I think you can see at this point why manufacturers aren't in a huge rush to slap a ton of USB type-c connectors on their motherboards. With a modern desktop there's already a ton of devices competing for limited CPU I/O bandwidth. Even without an extra USB controller added in it's already entirely feasible to come dangerously close to completely saturating all available bandwidth.
Isn't this glossing over that (when allocating 16 PCIe lanes to a GPU as per your example), most of the remaining I/O connectivity comes from the chipset, not directly from the CPU itself?
There'll still be bandwidth limitations, of course, as you'll only be able to max out the bandwidth of the link (which in this case is 4x PCIe 4.0 lanes), but this implies that it's not only okay but normal to implement designs that don't support maximum theoretical bandwidth being used by all available ports and so we don't need to allocate PCIe lanes <-> USB ports as stringently as your example calculations require.

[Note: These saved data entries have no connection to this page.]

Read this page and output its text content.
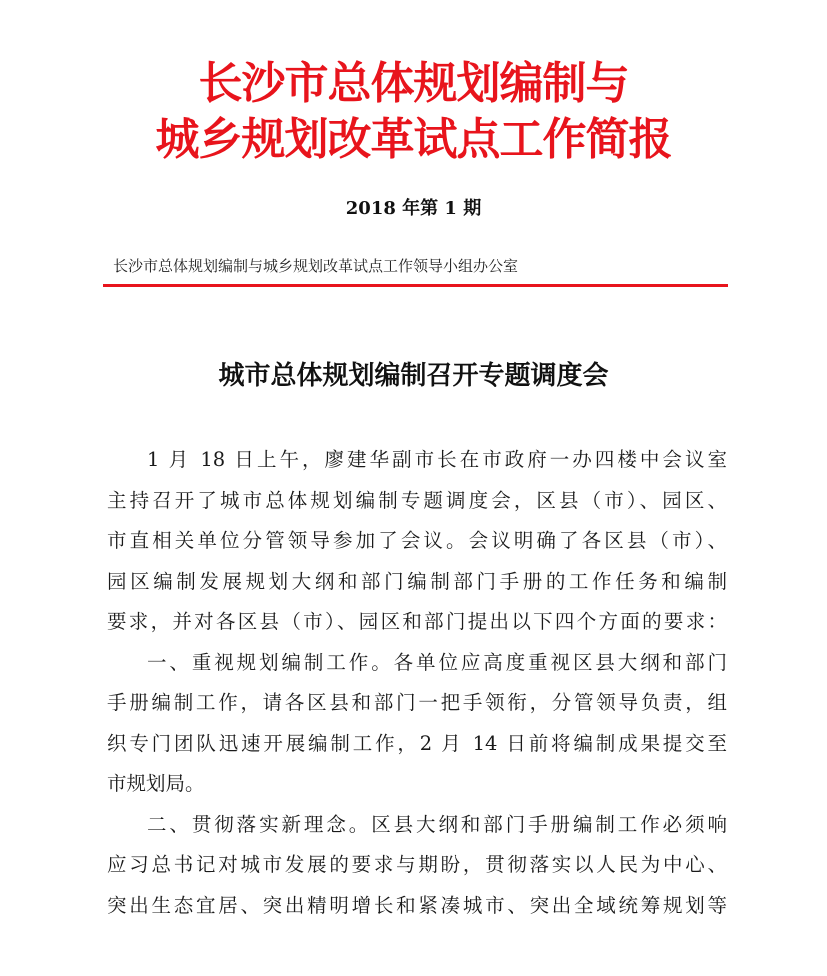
长沙市总体规划编制与
城乡规划改革试点工作简报
2018 年第 1 期
长沙市总体规划编制与城乡规划改革试点工作领导小组办公室
城市总体规划编制召开专题调度会
1 月 18 日上午，廖建华副市长在市政府一办四楼中会议室
主持召开了城市总体规划编制专题调度会，区县（市）、园区、
市直相关单位分管领导参加了会议。会议明确了各区县（市）、
园区编制发展规划大纲和部门编制部门手册的工作任务和编制
要求，并对各区县（市）、园区和部门提出以下四个方面的要求：
一、重视规划编制工作。各单位应高度重视区县大纲和部门
手册编制工作，请各区县和部门一把手领衔，分管领导负责，组
织专门团队迅速开展编制工作，2 月 14 日前将编制成果提交至
市规划局。
二、贯彻落实新理念。区县大纲和部门手册编制工作必须响
应习总书记对城市发展的要求与期盼，贯彻落实以人民为中心、
突出生态宜居、突出精明增长和紧凑城市、突出全域统筹规划等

Note to other readers (I assume OP already knows): PCIe lane bandwidth doubles/halves when going up/down one generation respectively. So 4x PCIe 4.0 lanes are equivalent in maximum bandwidth to 2x PCIe 5.0 lanes, or 8x PCIe 3.0 lanes.
edit: clarified what I meant about the 16 "GPU-assigned" lanes.
Typically no, the top two PCIE x16 slots are normally directly to the CPU, though when both are plugged in they will drop down to both being x8 connectivity.
Any PCIE x4 or X1 are off the chipset, as well as some IO, and any third or fourth x16 slots.
So yes, motherboards typically do implement more IO connectivity than can be used simultaneously, though they will try to avoid disabling USB ports or dropping their speed since regular customers will not understand why.
I think the relevant part of my original comment might've been misunderstood -- I'll edit to clarify that but I'm already aware that the 16 "GPU-assigned" lanes are coming directly from the CPU (including when doing 2x8, if the board is designed in this way -- the GPU-assigned lanes aren't what I'm getting at here).
This doesn't really address what I was getting at though. The OP's point was basically "the reason there isn't more USB is because there's not enough bandwidth - here are the numbers". The missing bandwidth they're mentioning is correct, but the reality is that we already design boards with more ports than bandwidth - hence why it doesn't seem like a great answer despite being a helpful addition to the discussion.